Baskin Oran gives credit to the AKP government for its role in Camp Armen’s return to its rightful owners. He told Al-Monitor, “I applaud the AKP’s endeavors on this front and for treating non-Muslims better than secular Kemalists.” Oran, however, also expressed suspicion about the ruling party’s motives. He said, “The AKP only wants to create an image of tolerance and trivialize its mistreatment of other groups. [Camp] Armen was returned for the purpose of propaganda only four days before the [Nov. 1] elections and to get Armenians to vote for the AKP.” Oran, professor emeritus at Ankara University’s prestigious faculty of political science and a prolific writer on minority rights in Turkey, argued that “non-Muslims are so fed up with their lot that they feel grateful to anyone who gives them anything.”
Indeed, the curious case of Camp Armen underscores a fundamental problem facing Turkey’s non-Muslim citizens. In the aftermath of the 1936 precedent and subsequent court decisions, the Turkish state took over many non-Muslim foundations’ properties. Because hundreds of thousands of Turkish citizens of Armenian, Greek and Jewish origins have emigrated in the past half-century, there simply are not enough people to pursue cases like that of Camp Armen.

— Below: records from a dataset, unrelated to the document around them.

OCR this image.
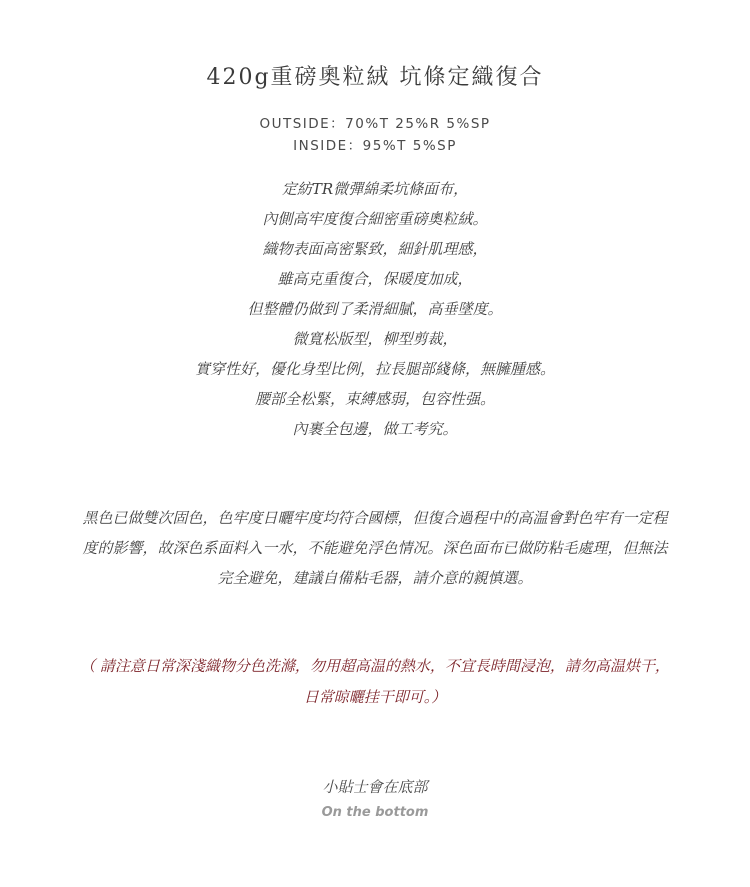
420g重磅奧粒絨 坑條定織復合
OUTSIDE：70%T 25%R 5%SP
INSIDE：95%T 5%SP
定紡TR微彈綿柔坑條面布，
內側高牢度復合細密重磅奧粒絨。
織物表面高密緊致，細針肌理感，
雖高克重復合，保暖度加成，
但整體仍做到了柔滑細膩，高垂墜度。
微寬松版型，柳型剪裁，
實穿性好，優化身型比例，拉長腿部綫條，無臃腫感。
腰部全松緊，束縛感弱，包容性强。
內裹全包邊，做工考究。
黑色已做雙次固色，色牢度日曬牢度均符合國標，但復合過程中的高温會對色牢有一定程
度的影響，故深色系面料入一水，不能避免浮色情况。深色面布已做防粘毛處理，但無法
完全避免，建議自備粘毛器，請介意的親慎選。
（ 請注意日常深淺織物分色洗滌，勿用超高温的熱水，不宜長時間浸泡，請勿高温烘干，
日常晾曬挂干即可。）
小貼士會在底部
On the bottom
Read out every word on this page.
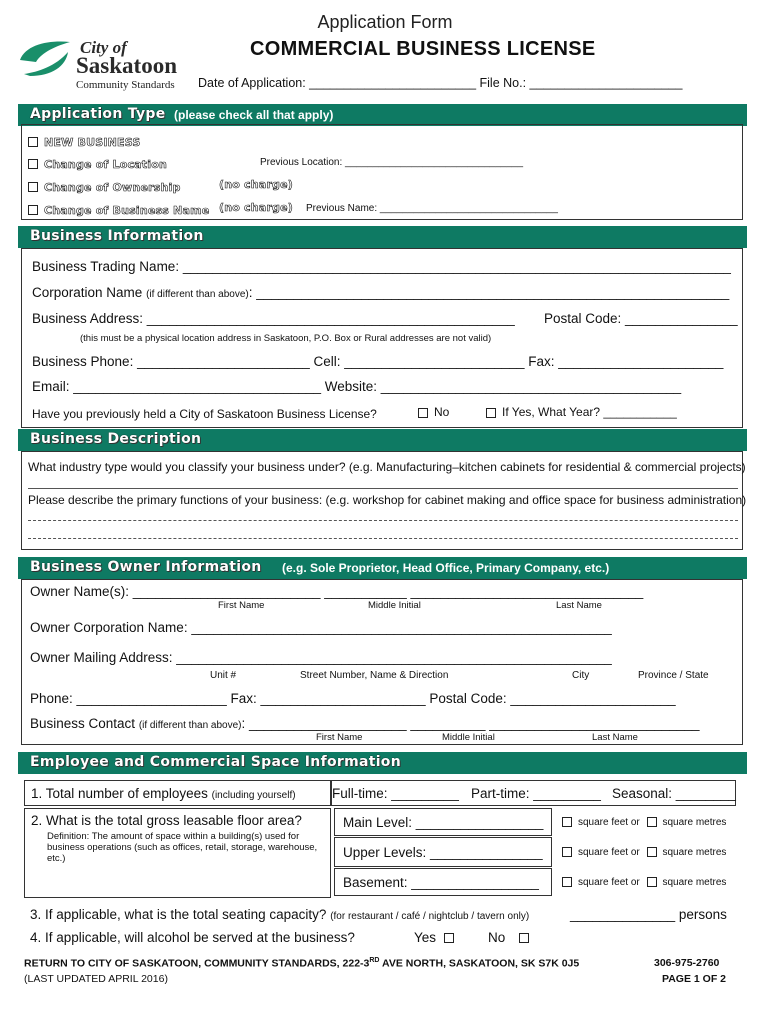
Application Form
City of
Saskatoon
Community Standards
COMMERCIAL BUSINESS LICENSE
Date of Application: ________________________ File No.: ______________________
Application Type (please check all that apply)
NEW BUSINESS
Change of Location	Previous Location: ________________________________
Change of Ownership	(no charge)
Change of Business Name (no charge) Previous Name: ________________________________
Business Information
Business Trading Name: _________________________________________________________________________
Corporation Name (if different than above): _______________________________________________________________
Business Address: _________________________________________________ Postal Code: _______________
(this must be a physical location address in Saskatoon, P.O. Box or Rural addresses are not valid)
Business Phone: _______________________ Cell: ________________________ Fax: ______________________
Email: _________________________________ Website: ________________________________________
Have you previously held a City of Saskatoon Business License?	No	If Yes, What Year? ___________
Business Description
What industry type would you classify your business under? (e.g. Manufacturing–kitchen cabinets for residential & commercial projects)
Please describe the primary functions of your business: (e.g. workshop for cabinet making and office space for business administration)
Business Owner Information (e.g. Sole Proprietor, Head Office, Primary Company, etc.)
Owner Name(s): _________________________ ___________ _______________________________
First Name	Middle Initial	Last Name
Owner Corporation Name: ________________________________________________________
Owner Mailing Address: __________________________________________________________
Unit #	Street Number, Name & Direction	City	Province / State
Phone: ____________________ Fax: ______________________ Postal Code: ______________________
Business Contact (if different than above): _____________________ __________ ____________________________
First Name	Middle Initial	Last Name
Employee and Commercial Space Information
1. Total number of employees (including yourself)	Full-time: _________ Part-time: _________ Seasonal: ________
2. What is the total gross leasable floor area?
Definition: The amount of space within a building(s) used for business operations (such as offices, retail, storage, warehouse, etc.)
Main Level: _________________	square feet or square metres
Upper Levels: _______________	square feet or square metres
Basement: _________________	square feet or square metres
3. If applicable, what is the total seating capacity? (for restaurant / café / nightclub / tavern only)	______________ persons
4. If applicable, will alcohol be served at the business?	Yes	No
RETURN TO CITY OF SASKATOON, COMMUNITY STANDARDS, 222-3RD AVE NORTH, SASKATOON, SK S7K 0J5	306-975-2760
(LAST UPDATED APRIL 2016)	PAGE 1 OF 2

The problem is much bigger than properties. A recent report by the Freedom of Belief Initiative, a civil society group in Turkey that focuses on improving freedom of thought, conscience, religion and belief, draws clear connections between non-Muslim foundations’ property rights and their communities’ access to houses of worship. The report argues that the new laws that AKP-majority parliaments passed in 2008 and 2011 have not helped non-Muslim minorities from a legal standpoint. Mine Yildirim, who heads the Freedom of Belief Initiative, maintains that “a more comprehensive law must be passed to facilitate the return of properties that could not be returned [under the previous law the AKP passed in 2008-11].”
Freedom of religion brings us to questions of citizenship in a Muslim-majority country that still pretends to be secular. Aykan Erdemir, nonresident fellow at the Foundation for Defense of Democracies in Washington and a former member of the Turkish parliament, told Al-Monitor, “The slow pace and the arbitrariness of the restitution of minority properties is one of the key challenges to institutionalizing equal citizenship in Turkey.”
He said, “So far, the restitution process has worked haphazardly, often dependent on the discretion and ‘good will’ of public officials.”
“Each act of restitution is a positive step forward,” Erdemir said, adding, “The arbitrariness of the Turkish state’s restitution policy ends up reinforcing discrimination and exclusion of Turkey’s non-Muslim citizens. Turkey’s minorities do not demand compassion or tolerance from the government — they simply want their rights, just like Muslim citizens of the country.”
Yildirim agrees. In fact, she points out how Alevi and Sunni Muslim groups also had their houses of worship and congregation (tekke ve zaviye) confiscated in the 1920s and 1930s. Thus, Yildirim argues, improving legal conditions for non-Muslim foundations would also help Turkey’s Muslim majority.